On the sleepwear question: The one clear lesson to be drawn here is a conservative one to the effect that safety regulations are unsustainable in the absence of a popular mandate. In this case, cotton garments really are nicer, especially in an age when there’s a huge trade in high-end children’s clothes made of natural fabrics. (They might as well call the current, liberalized flammability standards the Baby Gap Rule.) When our kids were tiny, I had a marked preference for cotton, flammability be damned. But I remember puzzling with my friends over this issue: Why were the stores so full of gorgeous little cotton thingummies clearly designed to put our infants to sleep in, with tiny notices printed on the inside labels, Not Intended for Sleepwear?

What’s at issue here is an attempt in Congress to push the Consumer Product Safety Commission into re-adopting the all-polyester safety standards it enacted in the early ‘70s, at the high-water mark of its powers. This was a big issue at the time. (I remember an especially devastating Saturday Night Live skit, of the mid-’70s, involving Dan Ackroyd as a thuggish maker of flammable baby clothes.) Interestingly, the Commission itself doesn’t advocate a return to the stricter standard, which it relaxed in 1993: Its point of view is that if you don’t allow people to buy cotton sleepwear, they’ll just put their kids in loose-fitting cotton T-shirts. Although the Post story doesn’t give us much help figuring this out, the clear implication is that the threat to children in fires is not that their clothes will catch fire while they’re sleeping (because by the time the flames are lapping at their cribs, what they’re wearing may not matter?), but that they will somehow set their own clothes on fire while in the presence of an open flame. In other words, yes, it’s worse to be wearing cotton than polyster when your clothes go up in flames. But the best way to handle this is not to wear clothes so loose they’re going to catch fire. Now: Where does all of this leave little girls who wear nightgowns?

It makes no sense that we should have to puzzle this out by ourselves. So here’s what you should think: Don’t force the re-adoption of strict flammability rules. But goose the CPSC to frame the problem clearly, as a matter of public education.

Did you get to the Washington Post’s Metro section? Its lede is a nervous little piece noting that the company that made the scaffolding for the Conde Nast skyscraper is slated to do a big job, starting in about three weeks, here in D.C. The assignment? A 555-foot scaffold for the renovation of the Washington Monument. Apparently the company, Universal Builders Supply, Inc., is the firm of choice for big scaffolding jobs; they also did the renovation of the Statue of Liberty.
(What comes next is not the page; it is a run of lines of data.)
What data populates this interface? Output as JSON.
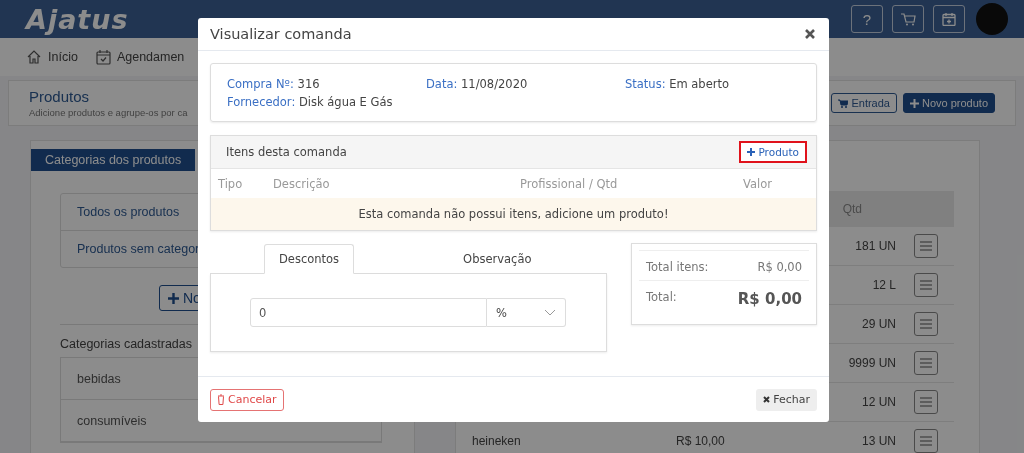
{
  "header": {
    "logo": "Ajatus",
    "help_button": "?"
  },
  "nav": [
    {
      "label": "Início",
      "kind": "home"
    },
    {
      "label": "Agendamen",
      "kind": "calendar"
    }
  ],
  "page": {
    "title": "Produtos",
    "subtitle": "Adicione produtos e agrupe-os por ca",
    "buttons": [
      {
        "label": "Entrada",
        "kind": "outline"
      },
      {
        "label": "Novo produto",
        "kind": "primary"
      }
    ]
  },
  "categories": {
    "tab": "Categorias dos produtos",
    "filters": [
      "Todos os produtos",
      "Produtos sem categor"
    ],
    "new_button": "No",
    "registered_title": "Categorias cadastradas",
    "registered": [
      "bebidas",
      "consumíveis"
    ]
  },
  "products": {
    "qtd_header": "Qtd",
    "rows": [
      {
        "qtd": "181 UN"
      },
      {
        "qtd": "12 L"
      },
      {
        "qtd": "29 UN"
      },
      {
        "qtd": "9999 UN"
      },
      {
        "qtd": "12 UN"
      },
      {
        "name": "heineken",
        "price": "R$ 10,00",
        "qtd": "13 UN"
      }
    ]
  },
  "modal": {
    "title": "Visualizar comanda",
    "info": [
      {
        "label": "Compra Nº:",
        "value": "316"
      },
      {
        "label": "Data:",
        "value": "11/08/2020"
      },
      {
        "label": "Status:",
        "value": "Em aberto"
      },
      {
        "label": "Fornecedor:",
        "value": "Disk água E Gás"
      }
    ],
    "items": {
      "title": "Itens desta comanda",
      "add_button": "Produto",
      "columns": [
        "Tipo",
        "Descrição",
        "Profissional / Qtd",
        "Valor"
      ],
      "empty_message": "Esta comanda não possui itens, adicione um produto!"
    },
    "tabs": [
      {
        "label": "Descontos",
        "selected": true
      },
      {
        "label": "Observação",
        "selected": false
      }
    ],
    "discount": {
      "value": "0",
      "unit": "%"
    },
    "totals": [
      {
        "label": "Total itens:",
        "value": "R$ 0,00",
        "kind": "subtotal"
      },
      {
        "label": "Total:",
        "value": "R$ 0,00",
        "kind": "grand"
      }
    ],
    "buttons": {
      "cancel": "Cancelar",
      "close": "Fechar"
    }
  }
}
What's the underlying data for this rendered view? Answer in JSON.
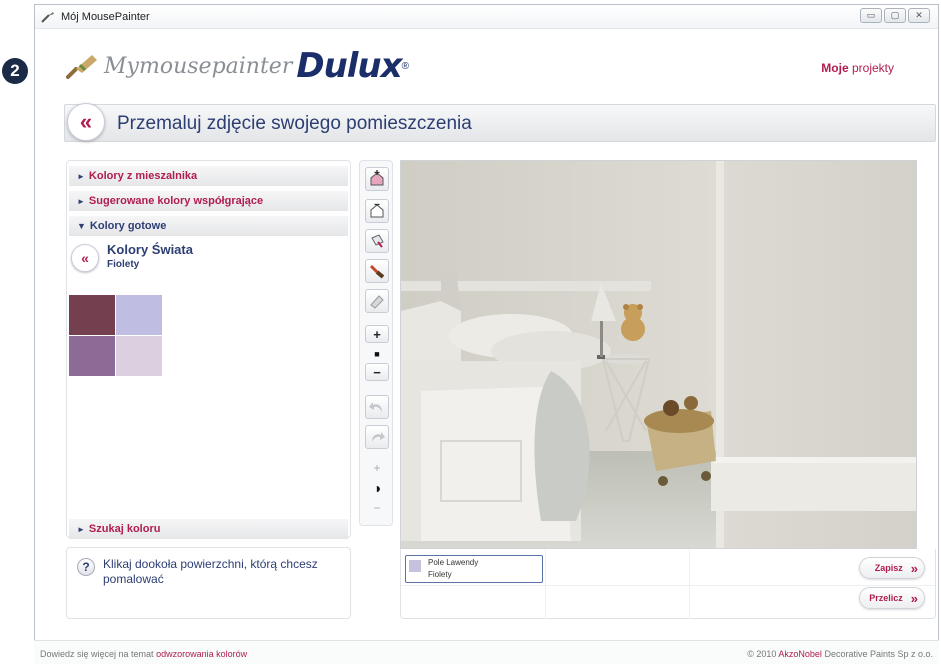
{
  "window": {
    "title": "Mój MousePainter",
    "buttons": [
      "minimize",
      "maximize",
      "close"
    ]
  },
  "step_badge": "2",
  "header": {
    "logo": {
      "my": "My",
      "mouse": "mouse",
      "painter": "painter",
      "brand": "Dulux",
      "reg": "®"
    },
    "projects_link": {
      "bold": "Moje",
      "rest": " projekty"
    }
  },
  "banner": {
    "back_label": "«",
    "title": "Przemaluj zdjęcie swojego pomieszczenia"
  },
  "left_panel": {
    "accordions": [
      {
        "label": "Kolory z mieszalnika",
        "state": "collapsed",
        "marker": "►"
      },
      {
        "label": "Sugerowane kolory współgrające",
        "state": "collapsed",
        "marker": "►"
      },
      {
        "label": "Kolory gotowe",
        "state": "expanded",
        "marker": "▼"
      }
    ],
    "collection": {
      "back_label": "«",
      "title": "Kolory Świata",
      "subtitle": "Fiolety"
    },
    "swatches": [
      {
        "color": "#74404f"
      },
      {
        "color": "#c0bde2"
      },
      {
        "color": "#8d6b97"
      },
      {
        "color": "#dccfe0"
      }
    ],
    "search": {
      "label": "Szukaj koloru",
      "marker": "►"
    }
  },
  "hint": {
    "icon": "question-icon",
    "icon_char": "?",
    "text": "Klikaj dookoła powierzchni, którą chcesz pomalować"
  },
  "toolbar": {
    "tools": [
      {
        "name": "fill-area-icon"
      },
      {
        "name": "unfill-area-icon"
      },
      {
        "name": "paint-bucket-icon"
      },
      {
        "name": "brush-icon"
      },
      {
        "name": "eraser-icon"
      },
      {
        "name": "zoom-in-icon",
        "glyph": "+"
      },
      {
        "name": "brush-size-icon",
        "glyph": "■"
      },
      {
        "name": "zoom-out-icon",
        "glyph": "−"
      },
      {
        "name": "undo-icon"
      },
      {
        "name": "redo-icon"
      },
      {
        "name": "contrast-plus-icon",
        "glyph": "+"
      },
      {
        "name": "contrast-icon",
        "glyph": "◑"
      },
      {
        "name": "contrast-minus-icon",
        "glyph": "−"
      }
    ]
  },
  "bottom_panel": {
    "selected_color": {
      "name": "Pole Lawendy",
      "family": "Fiolety",
      "color": "#c6c1dd"
    },
    "save_label": "Zapisz",
    "recalc_label": "Przelicz",
    "arrow": "»"
  },
  "footer": {
    "left_prefix": "Dowiedz się więcej na temat ",
    "left_link": "odwzorowania kolorów",
    "right_prefix": "© 2010 ",
    "right_link": "AkzoNobel",
    "right_suffix": " Decorative Paints Sp z o.o."
  }
}
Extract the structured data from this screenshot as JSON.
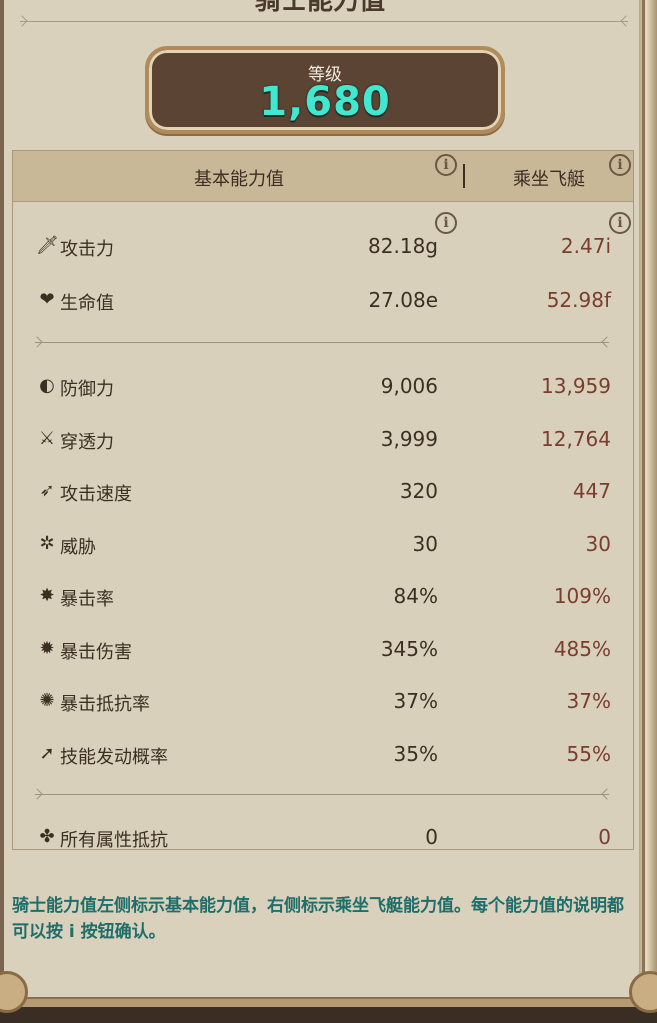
{
  "title": "骑士能力值",
  "level": {
    "label": "等级",
    "value": "1,680"
  },
  "table": {
    "header_base": "基本能力值",
    "header_ride": "乘坐飞艇",
    "info_glyph": "i",
    "rows": [
      {
        "icon": "sword-icon",
        "glyph": "🗡",
        "name": "攻击力",
        "base": "82.18g",
        "ride": "2.47i"
      },
      {
        "icon": "heart-icon",
        "glyph": "❤",
        "name": "生命值",
        "base": "27.08e",
        "ride": "52.98f"
      },
      {
        "icon": "shield-icon",
        "glyph": "◐",
        "name": "防御力",
        "base": "9,006",
        "ride": "13,959"
      },
      {
        "icon": "penetration-icon",
        "glyph": "⚔",
        "name": "穿透力",
        "base": "3,999",
        "ride": "12,764"
      },
      {
        "icon": "attack-speed-icon",
        "glyph": "➶",
        "name": "攻击速度",
        "base": "320",
        "ride": "447"
      },
      {
        "icon": "threat-icon",
        "glyph": "✲",
        "name": "威胁",
        "base": "30",
        "ride": "30"
      },
      {
        "icon": "crit-rate-icon",
        "glyph": "✸",
        "name": "暴击率",
        "base": "84%",
        "ride": "109%"
      },
      {
        "icon": "crit-damage-icon",
        "glyph": "✹",
        "name": "暴击伤害",
        "base": "345%",
        "ride": "485%"
      },
      {
        "icon": "crit-resist-icon",
        "glyph": "✺",
        "name": "暴击抵抗率",
        "base": "37%",
        "ride": "37%"
      },
      {
        "icon": "skill-trigger-icon",
        "glyph": "➚",
        "name": "技能发动概率",
        "base": "35%",
        "ride": "55%"
      },
      {
        "icon": "all-resist-icon",
        "glyph": "✤",
        "name": "所有属性抵抗",
        "base": "0",
        "ride": "0"
      }
    ]
  },
  "note": "骑士能力值左侧标示基本能力值，右侧标示乘坐飞艇能力值。每个能力值的说明都可以按 i 按钮确认。",
  "colors": {
    "accent": "#42e7cf",
    "ride_value": "#7a3d2e",
    "note": "#1f6e6a",
    "plaque": "#5b4433"
  }
}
Finally, be sure and catch the news, released yesterday by Britain’s Public Records Office, of “Operation Foxley,” the Brits’ apparently extensive plans, in 1944, to kill Hitler. T.R. Reid of the Washington Post writes up the story as something close to comic opera, with Britain’s Special Operations Executive pondering means that ranged from sniper fire to anthrax-laced tea. Ultimately, the British concluded that Hitler’s increasingly erratic military leadership made him more of an asset alive than dead. But in the meantime, they conducted plenty of surveillance. “SOE Operative in Germany also compiled dossiers on reported orgies involving German leaders,” Reid writes, “evidently hoping to… embarrass the Nazis. Among much else, the files report that the Nazi party chairman in Munich enjoyed having naked women on horseback circle him to the music of Wagner’s “Ride of the Valkyries.”

I love the smell of bratwurst in the morning.